AI-Powered Growth in a Stagnant Housing Market
Zillow Group delivered 18% revenue growth in the first quarter, reaching USD 708 million (approx. RM3.25 billion), even as overall housing activity stayed essentially flat. That performance signals how AI real estate platforms can grow by boosting productivity and deepening engagement rather than relying solely on market volume. In its shareholder letter, Zillow framed the quarter less as a financial recap and more as a technology roadmap, positioning artificial intelligence as the central engine of its strategy. Net income climbed to USD 46 million (approx. RM211 million), and the company projected mid-teens revenue growth for the full year while planning for the housing market to remain near the bottom of its cycle. The message to investors and competitors is clear: Zillow’s path forward depends on turning AI into both a cost-efficiency lever and a revenue generator, not a side experiment.
Zillow AI Integration: From Coding Speed to Consumer Search
Zillow is embedding AI deep into its operations, starting with its own engineering teams. The company says its developers are shipping 40% more code on average thanks to internal AI tools, helping move features faster from concept to launch. On the consumer side, an AI-powered search mode has begun rolling out to about 5% of users, reaching millions of people. Early signals suggest these users are having deeper conversations with the platform and taking more actionable steps compared with traditional search. Zillow is also feeding listings, photos, and pricing into a partnership with ChatGPT, funneling users back to its ecosystem for tours and financing. These moves illustrate a broader real estate tech trend: AI productivity gains in development, paired with more intuitive, conversational search experiences, are becoming table stakes for platforms that want to remain indispensable to buyers, renters, and sellers.
AI Productivity Gains for Agents, Landlords, and Lenders
Beyond consumers, Zillow is positioning AI as infrastructure for professionals across the real estate value chain. Follow Up Boss, its CRM for real estate teams, is evolving into an “AI-powered workflow engine” that helps with coordination, lead prioritization, and outreach. Monthly active users have climbed more than 70% since Zillow acquired the tool, underscoring how AI can increase adoption when it streamlines day-to-day work. In rentals, AI Assist acts as an embedded leasing assistant in multifamily listings, handling lead management, applicant screening, and lease coordination for property managers. On the financing side, Zillow Home Loans nearly doubled purchase loan origination volume, rising 96% to USD 1.5 billion (approx. RM6.88 billion), making it a top-25 purchase lender. Together, these capabilities show how AI real estate platforms can tie productivity gains directly to revenue growth across sales, rentals, and lending.
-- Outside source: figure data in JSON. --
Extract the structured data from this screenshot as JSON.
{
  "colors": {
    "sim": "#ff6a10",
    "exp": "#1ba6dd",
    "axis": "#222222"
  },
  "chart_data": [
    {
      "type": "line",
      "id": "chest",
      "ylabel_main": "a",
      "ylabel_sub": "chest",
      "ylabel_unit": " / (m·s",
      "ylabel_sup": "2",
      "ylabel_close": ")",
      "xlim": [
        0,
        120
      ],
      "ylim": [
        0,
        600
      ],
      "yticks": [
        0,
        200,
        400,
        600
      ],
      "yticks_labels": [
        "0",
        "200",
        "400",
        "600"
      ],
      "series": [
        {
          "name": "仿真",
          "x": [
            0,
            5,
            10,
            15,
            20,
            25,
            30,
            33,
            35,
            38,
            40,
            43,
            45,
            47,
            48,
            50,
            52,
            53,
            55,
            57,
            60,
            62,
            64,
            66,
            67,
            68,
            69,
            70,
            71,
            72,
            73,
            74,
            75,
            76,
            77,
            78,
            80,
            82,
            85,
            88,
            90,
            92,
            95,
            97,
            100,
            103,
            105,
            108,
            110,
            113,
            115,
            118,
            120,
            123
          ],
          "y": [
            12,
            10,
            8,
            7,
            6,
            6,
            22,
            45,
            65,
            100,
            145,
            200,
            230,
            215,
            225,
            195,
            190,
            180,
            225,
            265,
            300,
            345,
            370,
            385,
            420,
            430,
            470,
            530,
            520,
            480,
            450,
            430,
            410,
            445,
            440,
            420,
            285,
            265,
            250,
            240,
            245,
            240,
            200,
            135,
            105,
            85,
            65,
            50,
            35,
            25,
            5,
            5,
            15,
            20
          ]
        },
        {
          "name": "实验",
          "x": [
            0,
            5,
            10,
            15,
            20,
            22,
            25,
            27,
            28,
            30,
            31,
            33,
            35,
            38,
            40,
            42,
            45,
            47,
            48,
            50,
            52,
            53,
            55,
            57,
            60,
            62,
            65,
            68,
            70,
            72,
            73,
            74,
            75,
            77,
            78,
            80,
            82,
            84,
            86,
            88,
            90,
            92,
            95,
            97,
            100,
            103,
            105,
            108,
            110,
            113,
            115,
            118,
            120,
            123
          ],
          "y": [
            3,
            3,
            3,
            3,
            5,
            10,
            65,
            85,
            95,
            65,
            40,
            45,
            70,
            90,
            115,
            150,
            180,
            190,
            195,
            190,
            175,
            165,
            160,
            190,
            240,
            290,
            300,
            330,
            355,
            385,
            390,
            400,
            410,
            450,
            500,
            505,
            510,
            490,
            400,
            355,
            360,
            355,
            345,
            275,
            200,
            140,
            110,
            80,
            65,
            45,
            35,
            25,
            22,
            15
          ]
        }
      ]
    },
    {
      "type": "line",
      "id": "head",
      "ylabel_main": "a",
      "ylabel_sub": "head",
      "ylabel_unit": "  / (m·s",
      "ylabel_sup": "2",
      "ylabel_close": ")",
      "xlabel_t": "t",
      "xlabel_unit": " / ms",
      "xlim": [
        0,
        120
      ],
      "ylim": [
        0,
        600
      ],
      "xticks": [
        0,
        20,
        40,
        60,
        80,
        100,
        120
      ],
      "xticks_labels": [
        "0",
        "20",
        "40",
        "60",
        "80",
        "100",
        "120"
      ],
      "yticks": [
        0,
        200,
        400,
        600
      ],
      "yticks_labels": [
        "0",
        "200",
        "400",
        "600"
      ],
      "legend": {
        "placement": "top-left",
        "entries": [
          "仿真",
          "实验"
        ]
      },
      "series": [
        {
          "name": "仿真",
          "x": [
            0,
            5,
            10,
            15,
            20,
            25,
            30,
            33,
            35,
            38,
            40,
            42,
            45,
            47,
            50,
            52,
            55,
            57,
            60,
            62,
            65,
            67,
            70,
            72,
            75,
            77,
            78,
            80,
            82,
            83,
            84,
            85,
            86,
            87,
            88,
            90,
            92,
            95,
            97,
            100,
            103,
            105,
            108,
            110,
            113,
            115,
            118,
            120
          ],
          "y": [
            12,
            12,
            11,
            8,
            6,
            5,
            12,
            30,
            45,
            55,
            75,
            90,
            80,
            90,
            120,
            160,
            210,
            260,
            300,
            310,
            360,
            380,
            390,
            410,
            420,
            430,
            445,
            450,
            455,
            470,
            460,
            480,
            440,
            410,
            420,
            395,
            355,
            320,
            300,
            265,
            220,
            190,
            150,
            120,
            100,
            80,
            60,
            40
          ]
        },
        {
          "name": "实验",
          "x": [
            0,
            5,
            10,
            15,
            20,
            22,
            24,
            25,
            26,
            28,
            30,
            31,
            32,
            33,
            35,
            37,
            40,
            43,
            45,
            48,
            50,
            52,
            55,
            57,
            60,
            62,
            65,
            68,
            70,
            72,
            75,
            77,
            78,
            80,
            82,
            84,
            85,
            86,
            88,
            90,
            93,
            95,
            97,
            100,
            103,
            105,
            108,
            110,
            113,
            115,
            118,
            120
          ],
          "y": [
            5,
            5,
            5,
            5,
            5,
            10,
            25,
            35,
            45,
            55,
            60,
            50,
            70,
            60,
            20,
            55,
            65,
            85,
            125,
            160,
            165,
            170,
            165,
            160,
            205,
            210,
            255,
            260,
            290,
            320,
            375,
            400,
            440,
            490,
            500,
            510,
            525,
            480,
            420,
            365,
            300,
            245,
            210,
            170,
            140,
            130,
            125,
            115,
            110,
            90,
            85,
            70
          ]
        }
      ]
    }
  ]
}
Competitive Edge, Legal Risks, and the Future of Real Estate Tech
Zillow argues that its proprietary data, large consumer audience, and end-to-end transaction tools give it an AI advantage that generic platforms can’t easily match. Its partnership with Realtor.com to distribute Zillow Preview pre-market listings, now supported by more than 60 brokerage partners, shows how AI-enhanced inventory can become a competitive differentiator. At the same time, Zillow is navigating mounting legal and regulatory pressure, flagging USD 11 million (approx. RM50 million) in incremental legal costs in the quarter, with expectations of about USD 20 million (approx. RM92 million) in the next, including an FTC trial over rental syndication and an active copyright case. The company also repurchased 13.5 million shares for USD 626 million (approx. RM2.87 billion), using nearly half its cash. As real estate tech trends converge around AI, Zillow’s strategy highlights both the upside—productivity, engagement, diversification—and the growing operational and legal complexity that comes with becoming an AI-first platform.